20151009

Nosso sonho não vai terminar

Não existiria som se não houvesse o silêncio, luz se não fosse a escuridão, Anitta se Claucirlei Jovêncio de Souza não tivesse saído do Morro do Salgueiro como Buchecha. Exagero, claro. Mas, há quase 20 anos, o apelo pop do cantor ajudou demais a pavimentar o caminho para que o funk carioca conquistasse a burguesia do asfalto. Comprove com seus próprios olhos, ouvidos e quadris no domingo em Blumenau (em show promovido por uma marca de cerveja “em local paradisíaco e totalmente em segredo, que será revelado somente 24 horas antes da festa pelas redes sociais”) e no dia 25 em Florianópolis, no P12, ambos a partir das 14h.

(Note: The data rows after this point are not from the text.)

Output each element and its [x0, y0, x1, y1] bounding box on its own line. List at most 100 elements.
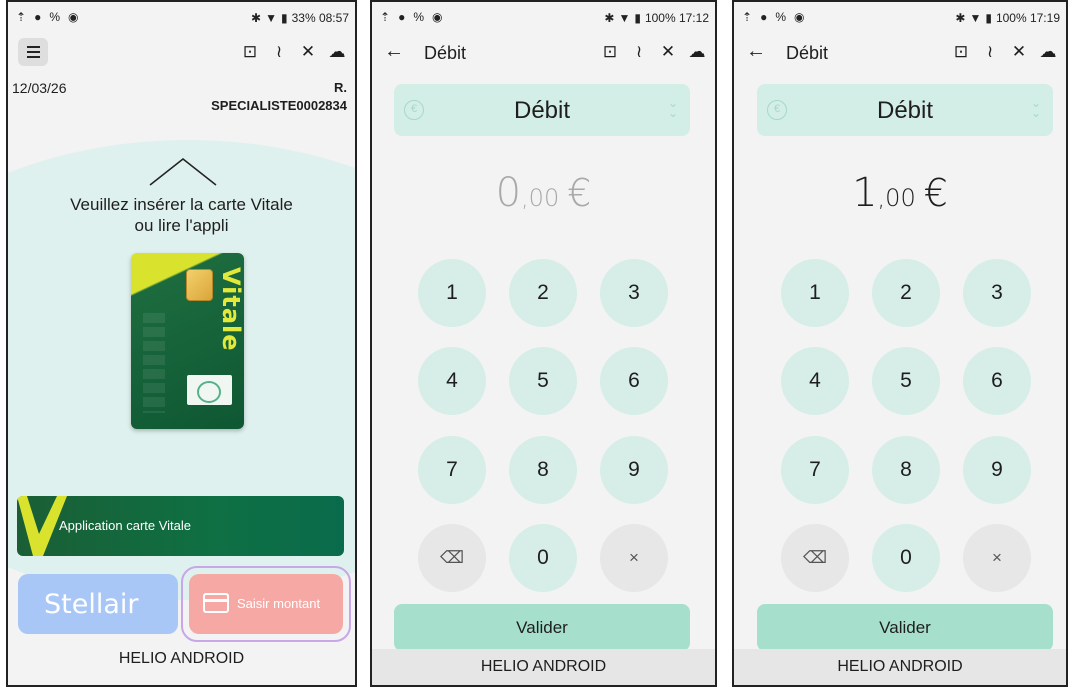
shield-icon: ◉: [431, 10, 443, 24]
app-vitale-label: Application carte Vitale: [59, 518, 192, 533]
vitale-off-icon[interactable]: ✕: [1009, 42, 1029, 62]
chevron-down-icon: ⌄ ⌄: [667, 96, 678, 120]
key-9[interactable]: 9: [963, 436, 1031, 504]
insert-card-prompt: Veuillez insérer la carte Vitale: [70, 195, 293, 214]
vitale-off-icon[interactable]: ✕: [658, 42, 678, 62]
toolbar: ← Débit ⊡ ≀ ✕ ☁: [734, 32, 1066, 76]
cloud-icon[interactable]: ☁: [687, 42, 707, 62]
valider-button[interactable]: Valider: [757, 604, 1053, 651]
id-card-icon[interactable]: ⊡: [600, 42, 620, 62]
footer-label: HELIO ANDROID: [372, 649, 715, 685]
saisir-montant-button[interactable]: Saisir montant: [189, 574, 343, 634]
key-0[interactable]: 0: [872, 524, 940, 592]
saisir-montant-focus: Saisir montant: [181, 566, 351, 642]
upload-icon: ⇡: [742, 10, 753, 24]
amount-display: 0,00 €: [372, 170, 715, 216]
link-icon: %: [413, 10, 424, 24]
debit-screen-empty: ⇡ ● % ◉ ✱ ▼ ▮ 100% 17:12 ← Débit ⊡ ≀ ✕ ☁…: [370, 0, 717, 687]
key-8[interactable]: 8: [509, 436, 577, 504]
key-3[interactable]: 3: [963, 259, 1031, 327]
amount-decimal: ,00: [521, 184, 560, 212]
id-card-icon[interactable]: ⊡: [240, 42, 260, 62]
key-1[interactable]: 1: [418, 259, 486, 327]
status-bar: ⇡ ● % ◉ ✱ ▼ ▮ 33% 08:57: [8, 2, 355, 32]
wifi-icon: ▼: [969, 11, 982, 25]
key-4[interactable]: 4: [781, 347, 849, 415]
chip-icon: [186, 269, 213, 301]
shield-icon: ◉: [67, 10, 79, 24]
key-8[interactable]: 8: [872, 436, 940, 504]
key-2[interactable]: 2: [872, 259, 940, 327]
key-7[interactable]: 7: [781, 436, 849, 504]
cloud-icon[interactable]: ☁: [1038, 42, 1058, 62]
backspace-key[interactable]: ⌫: [418, 524, 486, 592]
toolbar-title: Débit: [424, 43, 467, 63]
key-0[interactable]: 0: [509, 524, 577, 592]
id-card-icon[interactable]: ⊡: [951, 42, 971, 62]
status-bar: ⇡ ● % ◉ ✱ ▼ ▮ 100% 17:19: [734, 2, 1066, 32]
credit-card-icon: [203, 593, 229, 613]
valider-button[interactable]: Valider: [394, 604, 690, 651]
amount-currency: €: [923, 171, 948, 215]
nfc-icon[interactable]: ≀: [629, 42, 649, 62]
clear-key[interactable]: ×: [963, 524, 1031, 592]
upload-icon: ⇡: [16, 10, 27, 24]
bluetooth-icon: ✱: [955, 11, 966, 25]
upload-icon: ⇡: [380, 10, 391, 24]
menu-button[interactable]: [18, 38, 48, 66]
bluetooth-icon: ✱: [251, 11, 262, 25]
key-4[interactable]: 4: [418, 347, 486, 415]
clear-key[interactable]: ×: [600, 524, 668, 592]
stellair-button[interactable]: Stellair: [18, 574, 178, 634]
toolbar: ⊡ ≀ ✕ ☁: [8, 32, 355, 76]
dropdown-value: Débit: [513, 97, 571, 124]
key-6[interactable]: 6: [963, 347, 1031, 415]
battery-time: 100% 17:19: [995, 11, 1060, 25]
operation-dropdown[interactable]: € Débit ⌄ ⌄: [757, 84, 1053, 136]
battery-icon: ▮: [281, 11, 288, 25]
vitale-off-icon[interactable]: ✕: [298, 42, 318, 62]
bluetooth-icon: ✱: [604, 11, 615, 25]
key-1[interactable]: 1: [781, 259, 849, 327]
back-arrow-icon[interactable]: ←: [746, 41, 766, 61]
dropdown-value: Débit: [876, 97, 934, 124]
chevron-down-icon: ⌄ ⌄: [1030, 96, 1041, 120]
debit-screen-filled: ⇡ ● % ◉ ✱ ▼ ▮ 100% 17:19 ← Débit ⊡ ≀ ✕ ☁…: [732, 0, 1068, 687]
amount-currency: €: [567, 171, 592, 215]
footer-label: HELIO ANDROID: [734, 649, 1066, 685]
battery-icon: ▮: [634, 11, 641, 25]
wifi-icon: ▼: [265, 11, 277, 25]
cloud-icon[interactable]: ☁: [327, 42, 347, 62]
amount-decimal: ,00: [877, 184, 916, 212]
card-brand: Vitale: [217, 267, 244, 352]
toolbar: ← Débit ⊡ ≀ ✕ ☁: [372, 32, 715, 76]
back-arrow-icon[interactable]: ←: [384, 41, 404, 61]
card-photo: [187, 375, 232, 405]
nfc-icon[interactable]: ≀: [980, 42, 1000, 62]
key-9[interactable]: 9: [600, 436, 668, 504]
link-icon: %: [775, 10, 786, 24]
user-id: SPECIALISTE0002834: [211, 98, 347, 113]
footer-label: HELIO ANDROID: [118, 650, 245, 667]
amount-integer: 0: [495, 170, 522, 216]
saisir-montant-label: Saisir montant: [237, 596, 321, 611]
nfc-icon[interactable]: ≀: [269, 42, 289, 62]
key-5[interactable]: 5: [872, 347, 940, 415]
key-2[interactable]: 2: [509, 259, 577, 327]
stellair-label: Stellair: [44, 589, 139, 620]
user-initial: R.: [334, 80, 347, 95]
app-vitale-button[interactable]: Application carte Vitale: [17, 496, 344, 556]
key-3[interactable]: 3: [600, 259, 668, 327]
key-7[interactable]: 7: [418, 436, 486, 504]
battery-time: 100% 17:12: [644, 11, 709, 25]
key-6[interactable]: 6: [600, 347, 668, 415]
amount-integer: 1: [852, 170, 878, 216]
chevron-up-icon: [149, 158, 217, 186]
key-5[interactable]: 5: [509, 347, 577, 415]
shield-icon: ◉: [793, 10, 805, 24]
face-icon: ●: [760, 10, 768, 24]
operation-dropdown[interactable]: € Débit ⌄ ⌄: [394, 84, 690, 136]
backspace-key[interactable]: ⌫: [781, 524, 849, 592]
vitale-card-image: Vitale: [131, 253, 244, 429]
home-screen: ⇡ ● % ◉ ✱ ▼ ▮ 33% 08:57 ⊡ ≀ ✕ ☁ 12/03/26…: [6, 0, 357, 687]
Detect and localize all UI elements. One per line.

Surgida em 1996 com o clássico imediato “Nosso Sonho” – a música que fez o Animal Edmundo chorar feito criança ao vivo na TV –, a dupla dele com Claudinho foi empilhando um hit atrás do outro: “Conquista” (“sabe, tchurururu...”), “Quero te Encontrar”, “Meu Compromisso”, “Só Love”, “Xereta”... A gente não sabia do que gostava mais. As coreografias. O problema de dicção de Claudinho (o mesmo de Cavuva). As figuras de linguagem usadas com simplicidade e as palavras difíceis que Buchecha caçava no dicionário para dar aquele tchan nas letras. Eles ensinaram a toda uma geração o valor de uma metáfora (“controlo o calendário sem utilizar as mãos”) e o significado de “adjudicar”.



Tive o privilégio de entrevistá-los quando do lançamento de seu segundo disco, A Forma, em 1997. Rumo ao milhão de cópias vendidas, eles ainda se hospedavam em um três estrelas nas imediações da Augusta, em São Paulo. Queridíssimos. Na minha empáfia de crítico musical, perguntei de onde vinha aquela inspiração no Philly Sound, o soul sofisticado feito pela rapaziada da Filadélfia na década de 70. “Fili o quê?”, perguntou Buchecha, sem ter a menor ideia do que eu estava falando. Ali percebi que o talento deles era totalmente instintivo.



Com a morte de Claudinho, em 2002, Buchecha seguiu em carreira solo. No entanto, nunca mais repetiu o sucesso dos tempos em que formava ao lado do amigo e parceiro. Em 2012, ainda conseguiu um brilhareco com “Hot Dog”, da trilha da novela Avenida Brasil. Agora, chegou o momento de ser recompensado por ter aberto a porteira para que poderosas, bondes e MCs se tornassem estrelas. Hmmm, pensando melhor, talvez não.

De admirar
Como não há nada mais antigo do que o passado recente, o !!! (pronuncia-se “chk chk chk”) tinha tudo para facilmente ficar datado. O indie-dance-punk da banda californiana bombou forte no começo do século e os colocou no mesmo escaninho que LCD Soundsystem e Rapture. Nenhuma das dois existe mais, mas o grupo chega ao sexto disco, As If, como se fosse imune aos efeitos do tempo. É a mesma onda dos anteriores e é por isso que ainda soa tão moderno, descolado & outros adjetivos utilizados quando se quer ressaltar o quanto algo está à frente de sua época. Ouça “Sick Ass Moon”, “Freedom! ’15” ou “Til the Money Runs Out” e imagine estados interessantes na pista.